Untuk menjamin kemanfaatan dan melindungi berbagai kepentingan nasional maka perlu ditetapkan prinsip,
tata pengawasan, tata pelayanan atas masuk dan keluar orang ke dan dari wilayah Indonesia sesusai dengan
nilai-nilai dan tujuan nasional Negara kesatuan Republik Indonesia yang berdasarkan Pancasila dan
Undang-Undang Dasar 1945.
Terhadap orang asing, pelayanan dan pengawasan di bidang keimigrasian dilaksanakan berdasarkan prinsip
yang bersifat selektif (selective policy). Berdasarkan prinsip ini, hanya orang-orang asing yang dapat
memberikan manfaat bagi kesejahteraan rakyat, bangsa dan Negara Republik Indonesia serta tidak
membahayakan keamanan dan ketertiban serta tidak bermusuhan baik terhadap rakyat, maupun Negara
Kesatuan Republik Indonesia yang berdasarkan Pancasila dan Undang-Undang Dasar 1945 yang izinkan masuk
atau keluar wilayah Indonesia.
Orang asing karena alasan-alasan tertentu - seperti sikap permusuhan terhadap rakyat dan negara Republik
Indonesia yang berdasarkan Pancasila dan Undang-Undang Dasar 1945 - untuk sementara waktu dapat
ditangkal masuk ke wilayah Indonesia.
Selanjutnya berdasarkan “selective policy”, akan diatur secara selektif izin tinggal bagi orang asing sesuai
dengan maksud dan tujuannya berada di Indonesia.

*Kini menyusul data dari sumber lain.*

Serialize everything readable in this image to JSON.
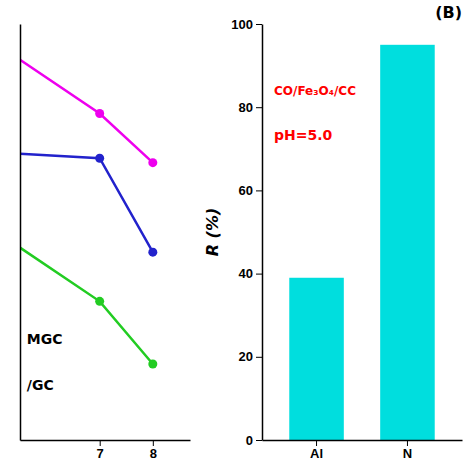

Terhadap Warga Negara Indonesia berlaku prinsip bahwa setiap Warga Negara Republik Indonesia berhak ke
luar atau masuk ke wilayah Indonesia. Namun demikian hak-hak ini bukan sesuatu yang tidak dapat dibatasi.
Karena alasan-alasan tertentu dan untuk jangka waktu tertentu Warga Negara Indonesia dapat dicegah ke luar
dari wilayah Indonesia dan dapat ditangkal masuk wilayah Indonesia. Tetapi karena penangkalan pada dasarnya
ditujukan pada orang asing, maka penangkalan terhadap Warga Negara Indonesia hanya dikenakan dalam
keadaan yang sangat khusus. Penangkalan terhadapWarga Indonesia hanya dikenakan terhadap mereka yang
telah lama meninggalkan Indonesia, atau tinggal menetap atau telah menjadi penduduk negara lain dan
melakukan tindakan atau sikap permusuhan terhadap Negara atau Pemerintah Republik Indonesia yang
berdasarkan Pancasila dan Undang-Undang Dasar 1945. Lebih lanjut, penangkalan terhadap Warga Negara
Indonesia dapat pula dikenakan berdasarkan pertimbangan bahwa dengan masuknya mereka ke wilayah
Indonesia diperkirakan akan mengganggu jalannya pembangunan nasional, menimbulkan perpecahan bangsa,
mengganggu stabilitas nasional, dan dapat pula menimbulkan ancaman terhadap diri atau keluarganya.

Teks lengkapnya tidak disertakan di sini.